En una de estas ocasiones… ¡bingo! Vi por segunda vez, avanzando en paralelo a nosotros, a un presunto turista aparentemente despistado. Su atuendo, idéntico en todo al de cualquier otro —con pantalón corto, camiseta azul de mangas cortas, sandalias un sombrero de tela, cámara fotográfica y gafas de sol—, hizo que pasase inadvertido la primera vez que mi vista se posó en él; no así la segunda. No conversaba con nadie y no entraba en ninguno de aquellos cuchitriles llenos de baratijas, por lo que deduje que no era lo que su apariencia indicaba. Además, me percaté de que iba solo, según comprobé fehacientemente, y no se molestaba lo más mínimo en buscar su grupo de compañeros de viaje; así que era mi mejor sospechoso…

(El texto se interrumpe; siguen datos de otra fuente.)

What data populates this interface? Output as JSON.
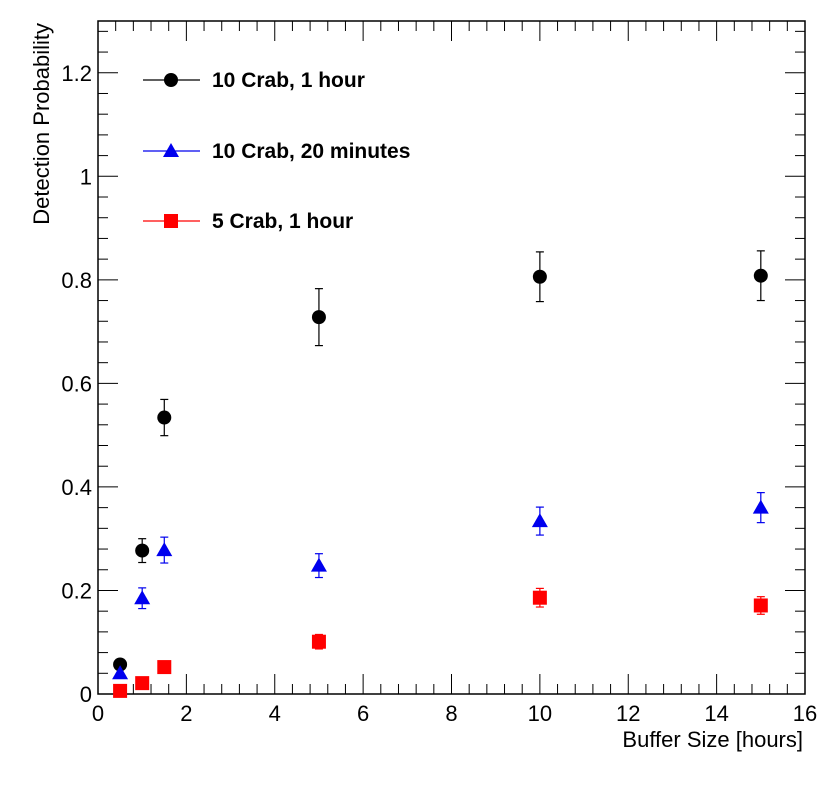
{
  "chart_data": {
    "type": "scatter",
    "title": "",
    "xlabel": "Buffer Size [hours]",
    "ylabel": "Detection Probability",
    "xlim": [
      0,
      16
    ],
    "ylim": [
      0,
      1.3
    ],
    "x_ticks": [
      "0",
      "2",
      "4",
      "6",
      "8",
      "10",
      "12",
      "14",
      "16"
    ],
    "y_ticks": [
      "0",
      "0.2",
      "0.4",
      "0.6",
      "0.8",
      "1",
      "1.2"
    ],
    "grid": false,
    "legend_position": "top-left",
    "series": [
      {
        "name": "10 Crab, 1 hour",
        "color": "#000000",
        "marker": "circle",
        "points": [
          {
            "x": 0.5,
            "y": 0.057,
            "err": 0.0
          },
          {
            "x": 1.0,
            "y": 0.277,
            "err": 0.023
          },
          {
            "x": 1.5,
            "y": 0.534,
            "err": 0.035
          },
          {
            "x": 5.0,
            "y": 0.728,
            "err": 0.055
          },
          {
            "x": 10.0,
            "y": 0.806,
            "err": 0.048
          },
          {
            "x": 15.0,
            "y": 0.808,
            "err": 0.048
          }
        ]
      },
      {
        "name": "10 Crab, 20 minutes",
        "color": "#0000ee",
        "marker": "triangle",
        "points": [
          {
            "x": 0.5,
            "y": 0.04,
            "err": 0.0
          },
          {
            "x": 1.0,
            "y": 0.185,
            "err": 0.02
          },
          {
            "x": 1.5,
            "y": 0.278,
            "err": 0.025
          },
          {
            "x": 5.0,
            "y": 0.248,
            "err": 0.023
          },
          {
            "x": 10.0,
            "y": 0.334,
            "err": 0.027
          },
          {
            "x": 15.0,
            "y": 0.36,
            "err": 0.029
          }
        ]
      },
      {
        "name": "5 Crab, 1 hour",
        "color": "#ff0000",
        "marker": "square",
        "points": [
          {
            "x": 0.5,
            "y": 0.006,
            "err": 0.0
          },
          {
            "x": 1.0,
            "y": 0.021,
            "err": 0.0
          },
          {
            "x": 1.5,
            "y": 0.052,
            "err": 0.0
          },
          {
            "x": 5.0,
            "y": 0.101,
            "err": 0.014
          },
          {
            "x": 10.0,
            "y": 0.186,
            "err": 0.018
          },
          {
            "x": 15.0,
            "y": 0.171,
            "err": 0.017
          }
        ]
      }
    ]
  }
}
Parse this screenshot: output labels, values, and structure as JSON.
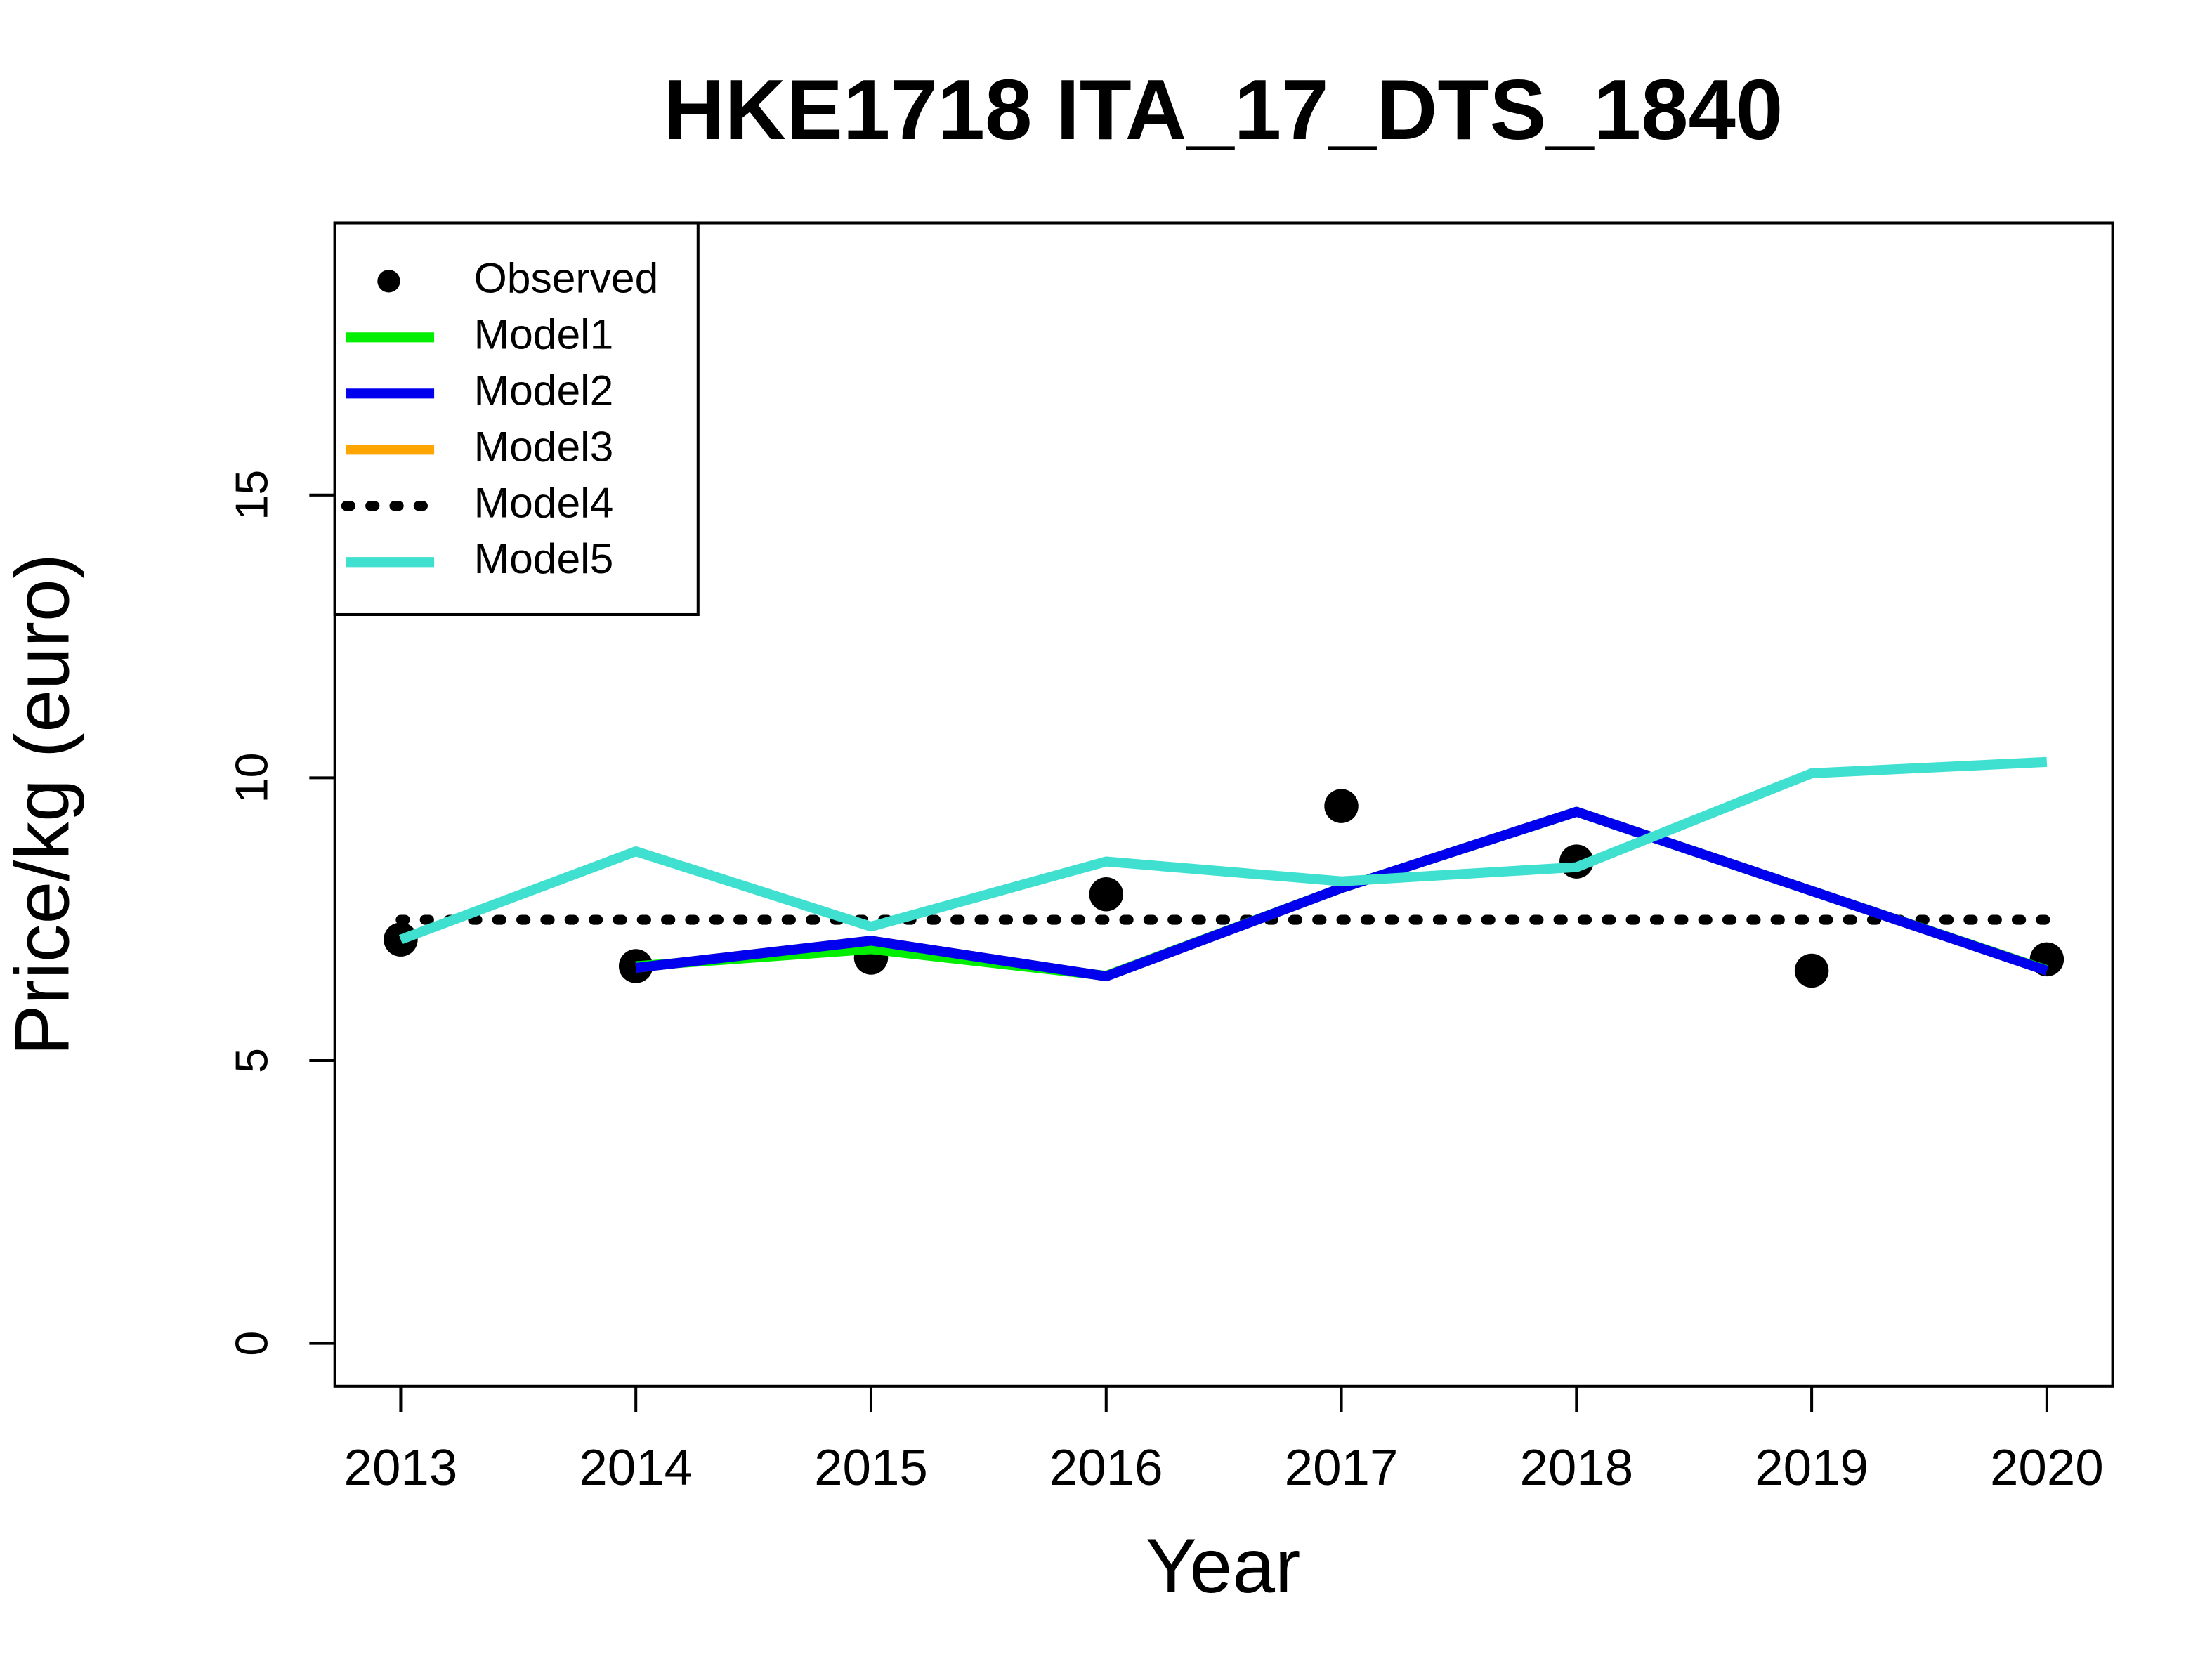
{
  "chart_data": {
    "type": "line",
    "title": "HKE1718 ITA_17_DTS_1840",
    "x_label": "Year",
    "y_label": "Price/kg (euro)",
    "x": [
      2013,
      2014,
      2015,
      2016,
      2017,
      2018,
      2019,
      2020
    ],
    "xlim": [
      2012.72,
      2020.28
    ],
    "xticks": [
      2013,
      2014,
      2015,
      2016,
      2017,
      2018,
      2019,
      2020
    ],
    "ylim": [
      -0.76,
      19.81
    ],
    "yticks": [
      0,
      5,
      10,
      15
    ],
    "legend": "top-left",
    "series": [
      {
        "name": "Observed",
        "color": "#000000",
        "style": "points",
        "values": [
          7.14,
          6.67,
          6.82,
          7.94,
          9.5,
          8.52,
          6.59,
          6.79
        ]
      },
      {
        "name": "Model1",
        "color": "#00ee00",
        "style": "solid",
        "values": [
          null,
          6.67,
          6.97,
          6.5,
          8.05,
          9.4,
          8.0,
          6.6
        ]
      },
      {
        "name": "Model2",
        "color": "#0000ee",
        "style": "solid",
        "values": [
          null,
          6.64,
          7.12,
          6.49,
          8.05,
          9.4,
          8.0,
          6.59
        ]
      },
      {
        "name": "Model3",
        "color": "#ffa500",
        "style": "solid",
        "values": [
          null,
          6.64,
          7.12,
          6.49,
          8.05,
          9.4,
          8.0,
          6.59
        ]
      },
      {
        "name": "Model4",
        "color": "#000000",
        "style": "dotted",
        "values": [
          7.49,
          7.49,
          7.49,
          7.49,
          7.49,
          7.49,
          7.49,
          7.49
        ]
      },
      {
        "name": "Model5",
        "color": "#40e0d0",
        "style": "solid",
        "values": [
          7.14,
          8.7,
          7.37,
          8.52,
          8.17,
          8.42,
          10.08,
          10.28
        ]
      }
    ]
  }
}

El desconocido notó la inquisitoria mirada que le dirigí, y torpemente intentó interesarse por un feo pañuelo de nailon en tonos morados y negros.
—Klug, no te muevas… —susurré casi al oído del orondo vienés—. He comprobado que nos están siguiendo. Vamos a parar aquí, y haremos ver como que nos interesa una de estas figuras que se ven en esta tienda que hay aquí, a nuestra izquierda. —Le había tratado de tú por primera vez. Al fin y al cabo, los dos estábamos metidos hasta la médula en la misma aventura y, además, con idénticos riesgos…
El aludido no respondió, tragó saliva con cierta dificultad, y luego tomó entre sus manos una figurilla con la máscara de Tutankamón tallada en piedra jabonera. Preguntó el precio a un viejo vendedor de tez apergaminada. El posterior regateo sirvió para mantenerlo ocupado mientras yo, discretamente, miraba por el rabillo del ojo, hondamente preocupado para comprobar si seguía allí «el turista». Éste me observaba ahora desde detrás de la cristalera de una de las tiendas de camisetas, cuyos colores solían servir para atraer a los extranjeros como los de las flores a las abejas que las fecundan en una soleada mañana de primavera.
Me volví bruscamente y crucé la calle en su dirección, decidido a espantarlo y librarnos de él como fuera. Al acercarme, pude ver cómo su rostro primero enrojeció, para ir palideciendo después. No había previsto una reacción como la que yo estaba teniendo.
Le grité en inglés un par de palabras fuertes, en tono muy desafiante, y enseguida un nutrido grupo de desocupados —que, por cierto, olían bastante mal, con señales de pulgas en brazos y piernas— se arremolinó en torno a nosotros. Yo me había quedado plantado en medio de la carretera, indicándole que aún podía irse si era su deseo.
Creo que «el turista» captó al instante mi mensaje, porque salió con la cabeza baja y a paso rápido, después de farfullar un juramento. De hecho, se escurrió por entre las callejuelas que, como un laberíntico dédalo, se perdían entre las sombras de sus pegados muros.
Tan pronto como inicié la maniobra de regreso, el grupo de curiosos que se había congregado se dispersó como un azucarillo en un vaso de agua caliente. Cada cual retornó a su quehacer habitual, que no era otro que la «caza» de algún turista como quien busca desesperadamente una fuente de agua en el desierto.
Cualquiera que se hubiera fijado podría haber advertido en mis ojos una maligna expresión de triunfo.
Isengard, que había adoptado una actitud estática frente a la tienducha repleta de polvorientas figuras toscamente talladas, comenzó a recuperar el resuello sudando a chorros como estaba. Permanecía de pie, lanzando miradas de soslayo, indeciso, ansioso y falto de voluntad. Unos grandes cercos se iban expandiendo bajo sus axilas que, pegadas a sus gruesos brazos, intentaban en vano mantener a raya su poderosa traspiración. Sus ojos, muy fijos en mí, contemplaban aquella escena surrealista que se había desarrollado ante él como el acto de una obra de teatro perfectamente representada, pues esto había sido y no otra cosa.